The lights dimmed on a stage that was made to look like a garden. The actress he had treated stood in the green light. Her cheekbones seemed to jut out more noticeably, but it was hard to tell in her makeup. She played the lead character, a young woman named Du Liniang, and was followed onto the stage by another woman, who played her maid. To Rieux’s relief, this performance was subtitled.

Du Liniang comes from a wealthy family, which confines her to the estate and the manicured gardens that surround it to preserve her innocence. In her boredom and sadness, she wanders outside and falls asleep. In a dream she meets a man named Liu Mengmei, who convinces her that they are destined to fall in love. She wakes up from her dream, dismayed it wasn’t real. In her despair, she wastes away and dies.

Three years later, a scholar stops at a temple to get away from a snowstorm. He presents an offering to a painting of a young woman. He sees his own name, Liu Mengmei, within the poem that accompanies the portrait.

Du Liniang’s ghost appears. She tells him about their fated love and instructs him to unearth her tomb. The god of the underworld has allowed her to return to life and re-unite with her lover. Since it is a comic opera, they must succeed in proving to everyone—the cemetery custodians, her parents, the Emperor—that he is not a graverobber and she is not a ghost. And that they belong together.

Rieux’s mother was again stirred and delighted. The story was a comedy along Renaissance lines: not a lot of yuks, but an expression of vitality. Life has more good parts than bad ones … let’s end this story on a high note.
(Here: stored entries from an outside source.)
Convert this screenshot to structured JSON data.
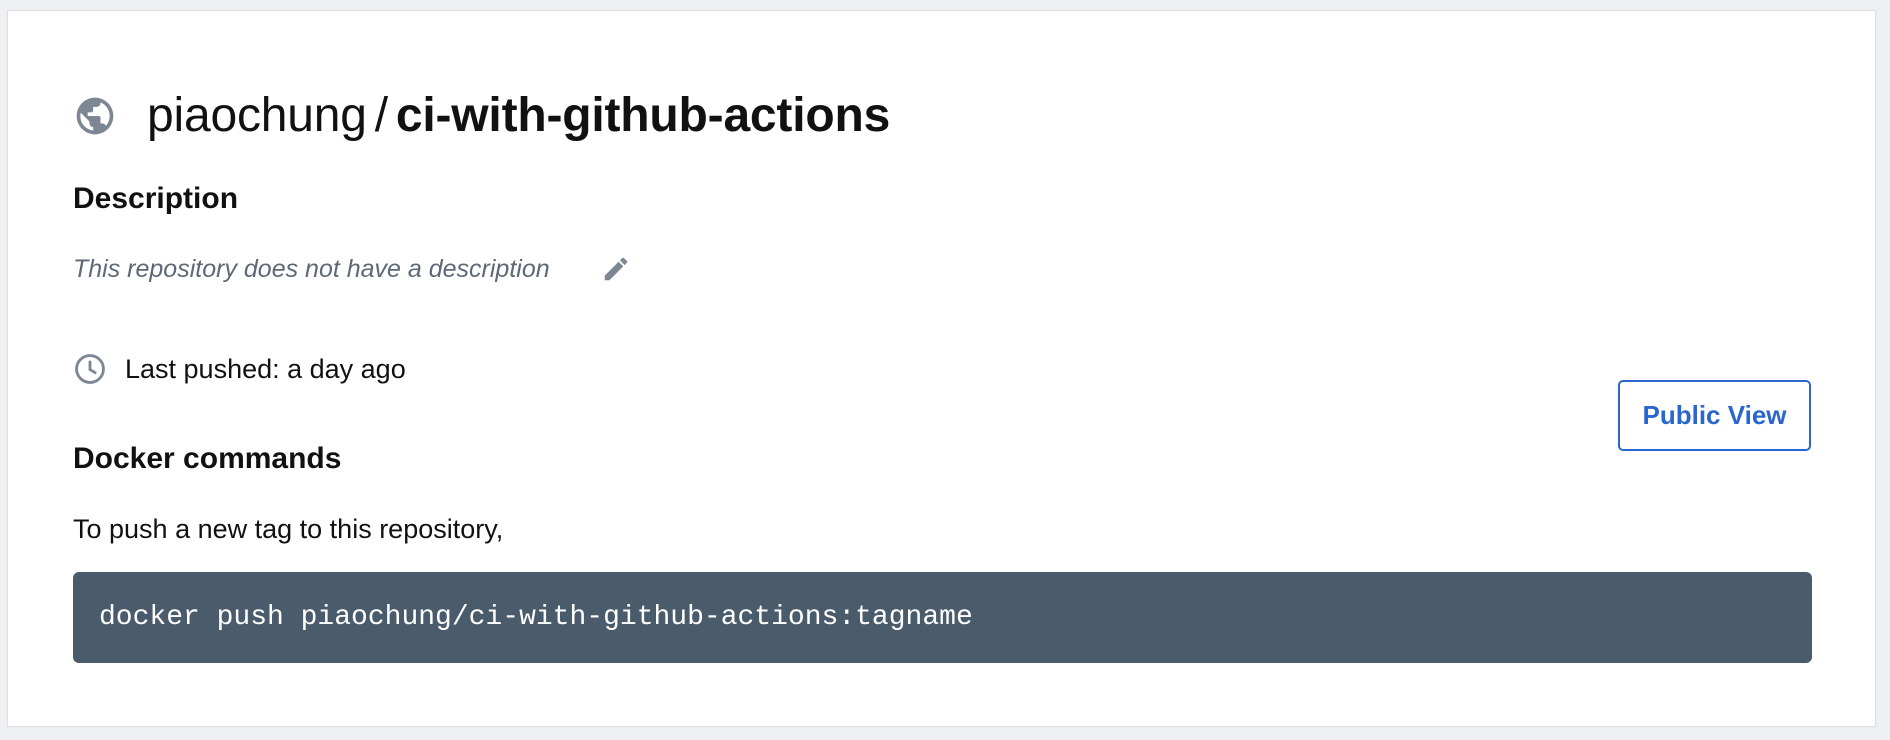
{
  "repository": {
    "owner": "piaochung",
    "separator": "/",
    "name": "ci-with-github-actions",
    "visibility_icon": "globe-icon"
  },
  "description": {
    "heading": "Description",
    "text": "This repository does not have a description",
    "edit_icon": "pencil-icon"
  },
  "last_pushed": {
    "icon": "clock-icon",
    "text": "Last pushed: a day ago"
  },
  "actions": {
    "public_view_label": "Public View"
  },
  "docker_commands": {
    "heading": "Docker commands",
    "instructions": "To push a new tag to this repository,",
    "command": "docker push piaochung/ci-with-github-actions:tagname"
  },
  "colors": {
    "accent": "#2b65d0",
    "command_background": "#4a5b6b",
    "icon_gray": "#7d8794",
    "muted_text": "#5f6875"
  }
}
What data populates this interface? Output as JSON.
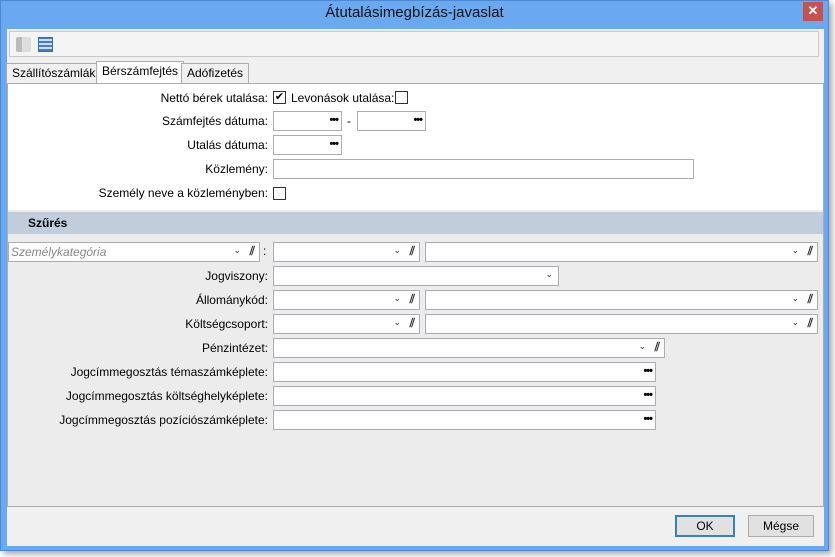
{
  "window": {
    "title": "Átutalásimegbízás-javaslat",
    "close": "✕"
  },
  "tabs": [
    "Szállítószámlák",
    "Bérszámfejtés",
    "Adófizetés"
  ],
  "form": {
    "netto_label": "Nettó bérek utalása:",
    "netto_checked": true,
    "netto_mark": "✔",
    "levonas_label": "Levonások utalása:",
    "szamfejtes_label": "Számfejtés dátuma:",
    "range_sep": "-",
    "utalas_label": "Utalás dátuma:",
    "kozlemeny_label": "Közlemény:",
    "szemely_label": "Személy neve a közleményben:"
  },
  "filter": {
    "title": "Szűrés",
    "category_placeholder": "Személykategória",
    "colon": ":",
    "jogviszony": "Jogviszony:",
    "allomany": "Állománykód:",
    "koltseg": "Költségcsoport:",
    "penz": "Pénzintézet:",
    "tema": "Jogcímmegosztás témaszámképlete:",
    "koltseghely": "Jogcímmegosztás költséghelyképlete:",
    "pozicio": "Jogcímmegosztás pozíciószámképlete:"
  },
  "icons": {
    "ellipsis": "•••",
    "chevron": "⌄",
    "clip": "⫽"
  },
  "buttons": {
    "ok": "OK",
    "cancel": "Mégse"
  }
}
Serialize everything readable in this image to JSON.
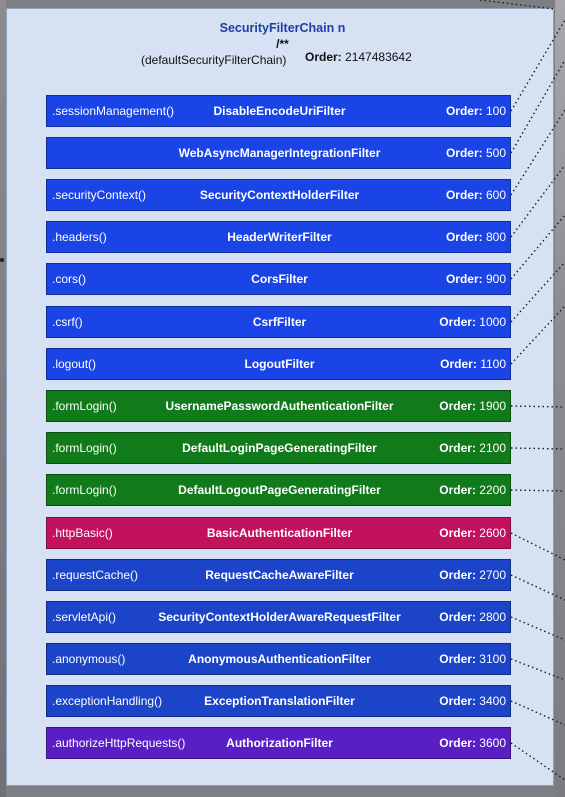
{
  "chain": {
    "title": "SecurityFilterChain n",
    "pattern": "/**",
    "name": "(defaultSecurityFilterChain)",
    "order_label": "Order:",
    "order_value": "2147483642"
  },
  "filters": [
    {
      "config": ".sessionManagement()",
      "name": "DisableEncodeUriFilter",
      "order_label": "Order:",
      "order": "100",
      "color": "#1a44e6"
    },
    {
      "config": "",
      "name": "WebAsyncManagerIntegrationFilter",
      "order_label": "Order:",
      "order": "500",
      "color": "#1a44e6"
    },
    {
      "config": ".securityContext()",
      "name": "SecurityContextHolderFilter",
      "order_label": "Order:",
      "order": "600",
      "color": "#1a44e6"
    },
    {
      "config": ".headers()",
      "name": "HeaderWriterFilter",
      "order_label": "Order:",
      "order": "800",
      "color": "#1a44e6"
    },
    {
      "config": ".cors()",
      "name": "CorsFilter",
      "order_label": "Order:",
      "order": "900",
      "color": "#1a44e6"
    },
    {
      "config": ".csrf()",
      "name": "CsrfFilter",
      "order_label": "Order:",
      "order": "1000",
      "color": "#1a44e6"
    },
    {
      "config": ".logout()",
      "name": "LogoutFilter",
      "order_label": "Order:",
      "order": "1100",
      "color": "#1a44e6"
    },
    {
      "config": ".formLogin()",
      "name": "UsernamePasswordAuthenticationFilter",
      "order_label": "Order:",
      "order": "1900",
      "color": "#117a1a"
    },
    {
      "config": ".formLogin()",
      "name": "DefaultLoginPageGeneratingFilter",
      "order_label": "Order:",
      "order": "2100",
      "color": "#117a1a"
    },
    {
      "config": ".formLogin()",
      "name": "DefaultLogoutPageGeneratingFilter",
      "order_label": "Order:",
      "order": "2200",
      "color": "#117a1a"
    },
    {
      "config": ".httpBasic()",
      "name": "BasicAuthenticationFilter",
      "order_label": "Order:",
      "order": "2600",
      "color": "#c2125e"
    },
    {
      "config": ".requestCache()",
      "name": "RequestCacheAwareFilter",
      "order_label": "Order:",
      "order": "2700",
      "color": "#1c44c8"
    },
    {
      "config": ".servletApi()",
      "name": "SecurityContextHolderAwareRequestFilter",
      "order_label": "Order:",
      "order": "2800",
      "color": "#1c44c8"
    },
    {
      "config": ".anonymous()",
      "name": "AnonymousAuthenticationFilter",
      "order_label": "Order:",
      "order": "3100",
      "color": "#1c44c8"
    },
    {
      "config": ".exceptionHandling()",
      "name": "ExceptionTranslationFilter",
      "order_label": "Order:",
      "order": "3400",
      "color": "#1c44c8"
    },
    {
      "config": ".authorizeHttpRequests()",
      "name": "AuthorizationFilter",
      "order_label": "Order:",
      "order": "3600",
      "color": "#5a1fc4"
    }
  ]
}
Mrs Rieux sang along to the songs—audibly. She did not even feign resistance when he suggested they go backstage. Once there, she clung to her son’s side as they waited to congratulate the performers. She offered the same crooked smiled she used when she’d met the parents of Rieux’s classmates and was embarrassed to speak in English. One actress noticed a trace of an accent in her Cantonese and asked her about her family’s hometown. “We come from the same village!” the actress gasped.

The doctor’s mother sighed contentedly during the drive home. As a child, Rieux often discovered her asleep on the couch, her arms cinched around a pillow that he always imagined to be a stand-in for his father. It was a fanciful notion. His mother hardly talked about her husband. It seemed difficult to imagine how deeply his parents had fallen in love when they could barely speak the same language.